Opened: August 2021
Architects: Hanbury
The words “creativity” and “innovation” are common on
the Virginia Tech University campus. Beginning with the 2021-2022 academic
year, those traits received a permanent home with the launch of the Creativity
and Innovation District Living-Learning Program and an accompanying 232,000-square-foot
residence hall for 600 students.
The goal of the program is to take elements of a traditional
living-learning community as well as those of a residential college and make
something, well…. creative and innovative. Led by resident faculty
principal Tim Baird, the program strives
to develop student leadership, community traditions, and faculty mentorship
relations.
There are three separate living-learning communities within
the program. The Studio 72 community focuses on artistic development and
collaborative art-making via showcases and workshops with visiting artists and
faculty. The Rhizome community, meanwhile, digs into the ways design and
planning help shape built and natural environments. And the Innovate
living-learning community works to nurture entrepreneurs and leaders in a
variety of fields, helping develop business ideas or continuing existing
projects.
Student Bennett Kawas, who serves as the chief operating officer of Innovate LLC's student leadership, said that “being part of the inaugural cohort for CID has opened up a wealth of opportunities that were never in my original plan coming into Virginia Tech as a freshman.” He touted the hall's features noting that “pairing the ability to not only live but also work and play in this space allows faculty and students to interact in a more personalized manner, and it brings out the best in them.

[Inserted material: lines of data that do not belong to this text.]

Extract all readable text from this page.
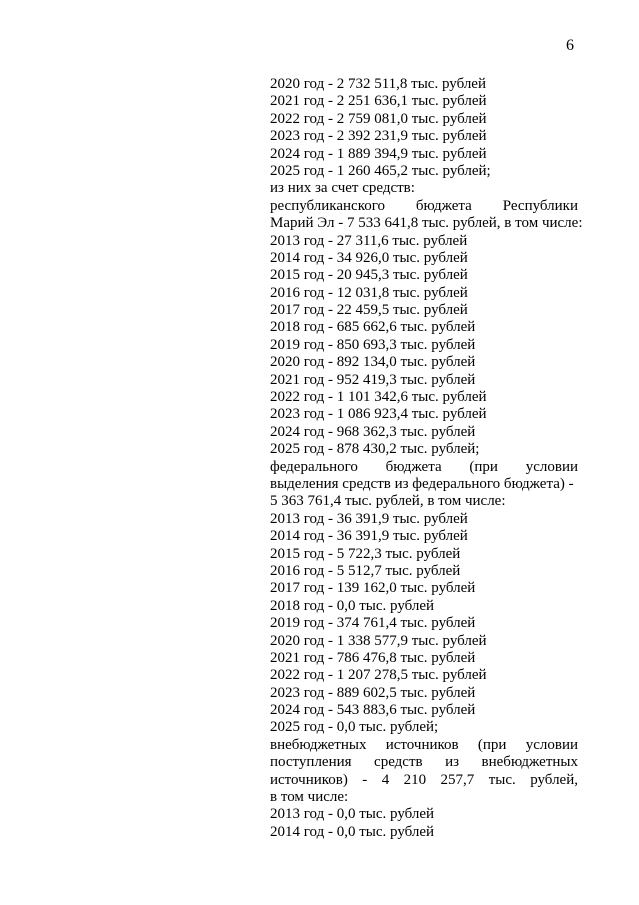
6
2020 год - 2 732 511,8 тыс. рублей
2021 год - 2 251 636,1 тыс. рублей
2022 год - 2 759 081,0 тыс. рублей
2023 год - 2 392 231,9 тыс. рублей
2024 год - 1 889 394,9 тыс. рублей
2025 год - 1 260 465,2 тыс. рублей;
из них за счет средств:
республиканского бюджета Республики
Марий Эл - 7 533 641,8 тыс. рублей, в том числе:
2013 год - 27 311,6 тыс. рублей
2014 год - 34 926,0 тыс. рублей
2015 год - 20 945,3 тыс. рублей
2016 год - 12 031,8 тыс. рублей
2017 год - 22 459,5 тыс. рублей
2018 год - 685 662,6 тыс. рублей
2019 год - 850 693,3 тыс. рублей
2020 год - 892 134,0 тыс. рублей
2021 год - 952 419,3 тыс. рублей
2022 год - 1 101 342,6 тыс. рублей
2023 год - 1 086 923,4 тыс. рублей
2024 год - 968 362,3 тыс. рублей
2025 год - 878 430,2 тыс. рублей;
федерального бюджета (при условии
выделения средств из федерального бюджета) -
5 363 761,4 тыс. рублей, в том числе:
2013 год - 36 391,9 тыс. рублей
2014 год - 36 391,9 тыс. рублей
2015 год - 5 722,3 тыс. рублей
2016 год - 5 512,7 тыс. рублей
2017 год - 139 162,0 тыс. рублей
2018 год - 0,0 тыс. рублей
2019 год - 374 761,4 тыс. рублей
2020 год - 1 338 577,9 тыс. рублей
2021 год - 786 476,8 тыс. рублей
2022 год - 1 207 278,5 тыс. рублей
2023 год - 889 602,5 тыс. рублей
2024 год - 543 883,6 тыс. рублей
2025 год - 0,0 тыс. рублей;
внебюджетных источников (при условии
поступления средств из внебюджетных
источников) - 4 210 257,7 тыс. рублей,
в том числе:
2013 год - 0,0 тыс. рублей
2014 год - 0,0 тыс. рублей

I can't tell you how many times I will see students spending late nights in the makerspace hard at work on their class projects, or professors come in extra early to prepare the performance hall for their orchestras.”
Rooms primarily are traditional layouts for two students with some suite-style rooms reserved for campus student-athletes. Since its opening, the project has received a number of architecture and design-build awards noting how the space incorporated different community and teaching spaces, visual arts studios, makerspaces, both a metal and a wood shop, music practice spaces, a performance theater, and a multimedia library.